O documento sublinha que “no entanto, apesar desta posição inercial da União Europeia e para além das reminiscências colonialistas contempladas na citada declaração, a Venezuela toma nota do interesse manifestado pelos Estados membros dessa organização em acompanhar e respeitar os processos inclusivos de diálogo político que se empreendam entre venezuelanos, a fim de superar as dificuldades da atual conjuntura”.

“O Governo da Venezuela reitera a ampla vontade de dialogar que tem demonstrado nos últimos anos com todos os setores da oposição venezuelana, incluindo tanto aqueles que participaram do processo eleitoral em 6 de dezembro, quanto os que decidiram não participar”, explica.

O comunicado diz ainda que o Presidente Nicolás Maduro “já anunciou a iminência de novos processos de encontro para os quais vão ser convocados os mais diversos atores políticos, sociais e económicos do país”.

“Com este propósito, a nova Assembleia Nacional, que deverá instalar-se no próximo 5 de janeiro de 2021, está chamada a ser o grande fórum de diálogo nacional em que todos os atores possam participar, sem restrições, para chegar aos acordos que o povo da Venezuela anseia e merece”, conclui.

O chefe da diplomacia europeia, Josep Borrell, disse segunda-feira que a UE não reconhece os resultados das eleições venezuelanas de domingo por terem violado as regras internacionais e democráticas, e apelou a uma solução política urgente.

“As eleições venezuelanas para a Assembleia Nacional decorreram, lamentavelmente, sem um acordo nacional sobre as condições eleitorais e não cumpriram as normas internacionais mínimas para um processo credível e para mobilizar o povo venezuelano a participar”, afirma em comunicado.

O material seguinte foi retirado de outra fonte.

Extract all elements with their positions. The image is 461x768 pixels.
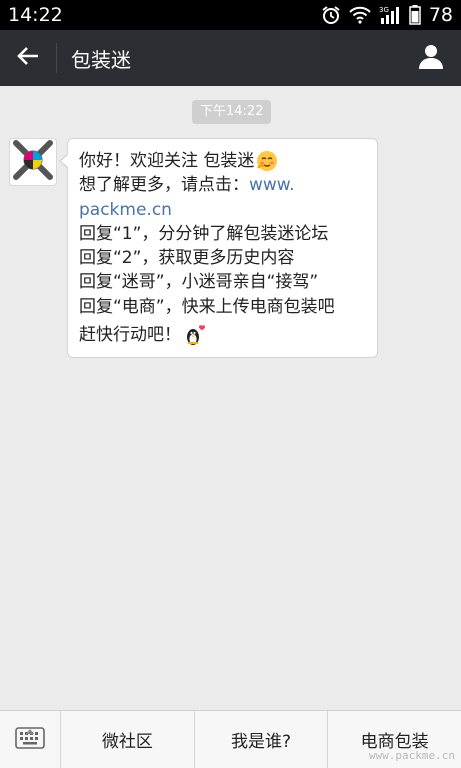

Para Josep Borrell, “esta falta de respeito pelo pluralismo político e a desqualificação e perseguição dos líderes da oposição não permitem à UE reconhecer este processo eleitoral como credível, inclusivo ou transparente, e os seus resultados como representativos da vontade do povo venezuelano”.

O chefe da diplomacia europeia insiste, que “a Venezuela necessita urgentemente de uma solução política para pôr fim ao atual impasse e permitir a prestação da assistência humanitária urgentemente necessária ao seu povo”.

“A UE apela às autoridades e líderes venezuelanos a darem prioridade aos interesses do povo venezuelano e a unirem-se urgentemente para iniciar um processo de transição liderado pela Venezuela, a fim de encontrar uma solução pacífica, inclusiva e sustentável para a crise política, através de eleições presidenciais e legislativas credíveis, inclusivas e transparentes”, adianta Josep Borrell.

No domingo, a aliança de partidos que apoiam o Governo do Presidente venezuelano Nicolás Maduro venceu as eleições legislativas, com 67,6% dos votos, quando foram contados 82,35% dos boletins, anunciou o Conselho Nacional Eleitoral (CNE).

Uma aliança liderada pelos partidos tradicionais Ação Democrática (AD) e o Comité de Organização Política Eleitoral Independente (Copei) ficou em segundo lugar, com 944.665 votos (17,95%).

Tanto o AD como o Copei sofreram a intervenção do Supremo Tribunal de Justiça (STJ), que impôs como líderes de ambos os partidos antigos militantes que foram expulsos e acusados de corrupção pelos seus antigos colegas.

Em terceiro lugar ficou outra aliança liderada pelo Vontade Popular (VP), o partido de Leopoldo López e Guaidó, que também sofreu a ingerência do STJ, e que inclui ainda o Venezuela Unida (VU) e o Primeiro Venezuela (PV). Esta aliança obteve 220.502 votos, o que representa 4,19%.

O Partido Comunista Venezuelano teve 143.917 votos (2,73%), enquanto o resto das formações obtiveram 357.609 votos (6,79%).

A taxa de participação, de 31%, segundo o CNE.